Sehr verehrter Herr Präsident! Meine Kolleginnen und Kollegen! Normalerweise hilft ein Blick ins Grundgesetz. Wir könnten uns dabei den Artikel 2 Absatz 2 Satz 1 ansehen, in dem es da heißt:
Jeder hat das Recht auf Leben und körperliche Unversehrtheit.
„Jeder?“, will ich hier die Frage stellen. In Deutschland, vor der Einbringung dieses Gesetzes und bis zum heutigen Tag, nicht jeder: nicht Kinder, die mit unterschiedlichen Ausbildungen der Geschlechtlichkeit geboren sind, nicht Kinder, die nicht dem Traum vieler Eltern und der Gesellschaft entsprechen, männlich oder weiblich zu sein – Kinder, die vielleicht das Glück haben, beide Geschlechter zu haben; Kinder, die in ihrer Entwicklung stehen und erst mit der Pubertät feststellen, welche Geschlechtlichkeit sie in sich haben. Aber sie sind geboren mit dem, was in Deutschland und weltweit das Unausgesprochene ist.
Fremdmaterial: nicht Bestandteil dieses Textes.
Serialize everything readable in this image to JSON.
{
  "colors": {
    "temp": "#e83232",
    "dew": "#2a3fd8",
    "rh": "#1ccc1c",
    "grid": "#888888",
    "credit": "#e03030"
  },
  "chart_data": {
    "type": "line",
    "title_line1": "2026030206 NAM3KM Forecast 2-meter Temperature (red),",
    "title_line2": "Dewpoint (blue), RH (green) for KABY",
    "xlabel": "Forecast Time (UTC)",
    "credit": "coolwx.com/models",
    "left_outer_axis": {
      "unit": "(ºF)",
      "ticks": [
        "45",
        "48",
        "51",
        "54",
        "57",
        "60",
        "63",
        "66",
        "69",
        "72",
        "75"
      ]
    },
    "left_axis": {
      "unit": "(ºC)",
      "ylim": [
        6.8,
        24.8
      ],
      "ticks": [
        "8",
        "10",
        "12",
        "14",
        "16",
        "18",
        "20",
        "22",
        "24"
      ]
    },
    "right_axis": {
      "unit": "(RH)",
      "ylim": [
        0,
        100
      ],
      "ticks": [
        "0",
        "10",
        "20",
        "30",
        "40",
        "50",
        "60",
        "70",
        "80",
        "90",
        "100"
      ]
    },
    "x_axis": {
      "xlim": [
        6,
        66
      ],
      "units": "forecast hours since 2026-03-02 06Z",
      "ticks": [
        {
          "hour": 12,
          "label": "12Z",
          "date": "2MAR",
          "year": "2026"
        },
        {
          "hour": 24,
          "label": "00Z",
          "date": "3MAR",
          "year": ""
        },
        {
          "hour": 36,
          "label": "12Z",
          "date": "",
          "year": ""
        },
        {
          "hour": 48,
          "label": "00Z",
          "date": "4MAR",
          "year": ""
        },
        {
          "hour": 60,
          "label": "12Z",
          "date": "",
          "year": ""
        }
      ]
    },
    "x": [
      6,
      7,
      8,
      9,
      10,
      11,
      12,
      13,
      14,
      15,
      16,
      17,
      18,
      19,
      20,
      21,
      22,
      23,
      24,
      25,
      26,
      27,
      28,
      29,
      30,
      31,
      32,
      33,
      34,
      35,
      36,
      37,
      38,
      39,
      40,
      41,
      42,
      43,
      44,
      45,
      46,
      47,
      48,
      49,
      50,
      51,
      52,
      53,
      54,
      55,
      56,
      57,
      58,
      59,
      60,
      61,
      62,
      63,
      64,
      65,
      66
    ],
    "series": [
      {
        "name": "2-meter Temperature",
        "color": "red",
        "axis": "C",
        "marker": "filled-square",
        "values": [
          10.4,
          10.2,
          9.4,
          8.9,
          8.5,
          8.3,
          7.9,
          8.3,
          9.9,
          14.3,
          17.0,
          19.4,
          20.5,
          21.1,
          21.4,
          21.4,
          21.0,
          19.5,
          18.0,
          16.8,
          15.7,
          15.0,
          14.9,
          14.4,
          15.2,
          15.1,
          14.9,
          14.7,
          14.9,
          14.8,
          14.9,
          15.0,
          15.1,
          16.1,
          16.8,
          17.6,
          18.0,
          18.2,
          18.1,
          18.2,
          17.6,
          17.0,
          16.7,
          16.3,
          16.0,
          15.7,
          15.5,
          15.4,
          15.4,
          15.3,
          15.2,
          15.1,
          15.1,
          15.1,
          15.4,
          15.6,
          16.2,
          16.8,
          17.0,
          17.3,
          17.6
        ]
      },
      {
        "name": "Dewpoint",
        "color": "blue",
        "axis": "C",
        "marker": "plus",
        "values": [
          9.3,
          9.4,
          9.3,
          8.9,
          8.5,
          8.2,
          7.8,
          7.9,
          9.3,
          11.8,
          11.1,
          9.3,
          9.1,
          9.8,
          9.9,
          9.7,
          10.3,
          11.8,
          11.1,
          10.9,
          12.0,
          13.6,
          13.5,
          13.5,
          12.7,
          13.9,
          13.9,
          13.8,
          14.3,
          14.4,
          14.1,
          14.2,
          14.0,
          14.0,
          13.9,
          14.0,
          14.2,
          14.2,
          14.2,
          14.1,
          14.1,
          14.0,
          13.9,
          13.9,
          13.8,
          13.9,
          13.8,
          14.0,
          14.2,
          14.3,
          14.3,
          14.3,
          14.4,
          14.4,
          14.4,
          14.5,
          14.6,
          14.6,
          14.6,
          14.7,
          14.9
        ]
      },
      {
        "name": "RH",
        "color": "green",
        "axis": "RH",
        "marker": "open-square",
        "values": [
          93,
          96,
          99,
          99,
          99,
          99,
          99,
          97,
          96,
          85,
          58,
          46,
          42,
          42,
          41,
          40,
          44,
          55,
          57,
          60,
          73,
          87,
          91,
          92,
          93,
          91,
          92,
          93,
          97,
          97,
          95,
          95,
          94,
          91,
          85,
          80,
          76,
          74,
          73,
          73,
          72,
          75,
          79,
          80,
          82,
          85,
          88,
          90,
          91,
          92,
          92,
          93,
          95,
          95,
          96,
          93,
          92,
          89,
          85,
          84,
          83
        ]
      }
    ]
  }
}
Man spricht nicht darüber; man schämt sich als Eltern vor den Nachbarn, vor den Verwandten, weil man nicht in Blau oder in Rosa in Freude über die Geburt des Kindes sprechen will und kann und weil die Gesellschaft diese Frage nicht anerkennt.
Die Vereinten Nationen haben in einer Statistik wiedergegeben, dass rund 1,7 Prozent der Bevölkerung mehrgeschlechtlich oder mit unterschiedlichen Geschlechtsvarianten geboren werden. Ich überlasse es Ihnen, die Einwohnerzahl der Bundesrepublik Deutschland auf die 1,7 Prozent herunterzurechnen, und dann nehmen wir die 2 000 Operationen, die immer noch durchgeführt werden.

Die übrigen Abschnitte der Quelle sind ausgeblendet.